Les inhibiteurs de l’enzyme de conversion de l’angiotensine (IECA) augmentent l’expression de ACE2, utilisé par Sars-CoV-2 pour infecter les cellules. Ainsi, nous pensions qu’un patient sous IECA serait plus à risque face au virus. Or une étude chinoise rétrospective a inclus 1 128 patients hypertendus infectés par Sars-CoV-2 : 188 patients étaient sous IECA et bloqueurs des récepteurs de l’angiotensine (ARA) et 940 patients sans IECA/ ARA. Ils ont été admis à l’hôpital et suivis durant un mois. Après ajustement en fonction de l’âge, du sexe, des comorbidités et des médicaments reçus, le risque de mortalité toutes causes était plus faible dans le groupe IECA/ARA que dans l’autre groupe.

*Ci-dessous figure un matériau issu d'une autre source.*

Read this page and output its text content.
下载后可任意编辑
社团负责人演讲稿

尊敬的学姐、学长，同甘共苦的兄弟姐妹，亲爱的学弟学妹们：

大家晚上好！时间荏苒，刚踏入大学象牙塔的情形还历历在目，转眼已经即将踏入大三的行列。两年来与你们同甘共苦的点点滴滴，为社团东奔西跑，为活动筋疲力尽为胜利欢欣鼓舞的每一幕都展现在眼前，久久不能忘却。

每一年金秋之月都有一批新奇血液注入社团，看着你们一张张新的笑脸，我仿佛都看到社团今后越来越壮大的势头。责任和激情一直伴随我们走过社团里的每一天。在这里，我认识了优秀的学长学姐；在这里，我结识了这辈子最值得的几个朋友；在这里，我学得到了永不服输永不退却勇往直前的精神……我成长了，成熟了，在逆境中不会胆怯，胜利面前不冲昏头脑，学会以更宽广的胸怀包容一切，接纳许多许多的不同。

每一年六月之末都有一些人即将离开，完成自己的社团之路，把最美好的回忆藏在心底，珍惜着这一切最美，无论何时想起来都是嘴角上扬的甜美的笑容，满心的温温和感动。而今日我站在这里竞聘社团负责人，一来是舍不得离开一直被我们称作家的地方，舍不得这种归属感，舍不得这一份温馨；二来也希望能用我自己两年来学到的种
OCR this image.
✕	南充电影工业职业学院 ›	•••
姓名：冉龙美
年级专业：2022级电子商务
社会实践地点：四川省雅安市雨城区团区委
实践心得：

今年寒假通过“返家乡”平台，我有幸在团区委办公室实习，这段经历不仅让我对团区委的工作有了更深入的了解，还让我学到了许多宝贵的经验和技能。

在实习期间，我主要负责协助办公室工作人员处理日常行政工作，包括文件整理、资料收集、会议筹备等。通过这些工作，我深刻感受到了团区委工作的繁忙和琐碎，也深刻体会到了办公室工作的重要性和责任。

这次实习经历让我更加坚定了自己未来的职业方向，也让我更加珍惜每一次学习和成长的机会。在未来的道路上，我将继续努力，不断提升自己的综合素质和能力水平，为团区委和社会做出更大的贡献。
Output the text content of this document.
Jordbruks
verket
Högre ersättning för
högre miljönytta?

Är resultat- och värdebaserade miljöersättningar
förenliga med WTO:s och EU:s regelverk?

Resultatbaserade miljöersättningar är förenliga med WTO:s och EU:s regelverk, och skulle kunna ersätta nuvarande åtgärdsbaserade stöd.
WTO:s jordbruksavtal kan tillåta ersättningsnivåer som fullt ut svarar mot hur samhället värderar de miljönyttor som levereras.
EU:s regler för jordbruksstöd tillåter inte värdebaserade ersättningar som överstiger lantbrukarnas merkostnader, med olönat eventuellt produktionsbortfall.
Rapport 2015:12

Une autre analyse appariée du score de propension a même indiqué que, comparé à l’utilisation d’autres médicaments antihypertenseurs, l’IECA/ARA était associé à une diminution de la mortalité patients Covid-19 avec hypertension.

Publié le 17 avril 2020 dans AHA Journal

DOI : 10.1161/CIRCRESAHA.120.317134


Hydroxychloroquine : redoublons de vigilance

Le CRPV de Dijon analyse les effets indésirables à partir de la base nationale de pharmacovigilance concernant les patients pris en charge dans le contexte Covid-19 et des cas de mésuage : 67 % des cas déclarés concernent des médicaments utilisés dans le traitement de l’infection à Covid-19 avec une majorité de cas graves. Les signaux de sécurité identifiés sont des effets indésirables cardiaques (45 % des cas déclarés), prédominant avec l’hydroxychloroquine (70 %), mais également avec le lopinavir/ritonavir (15 %) et trois cas avec la chloroquine (100 % des cas déclarés). Des situations de mésusage, en ville, concernant l’hydroxychloroquine sont aussi responsables de douze cas d’effets indésirables déclarés aux CRPV. Les premières déclarations concernant l’ivermectine, le montélukast, le zinc ont été recueillies. La surveillance des effets indésirables et des mésuages dans ce contexte pandémique doit être renforcée.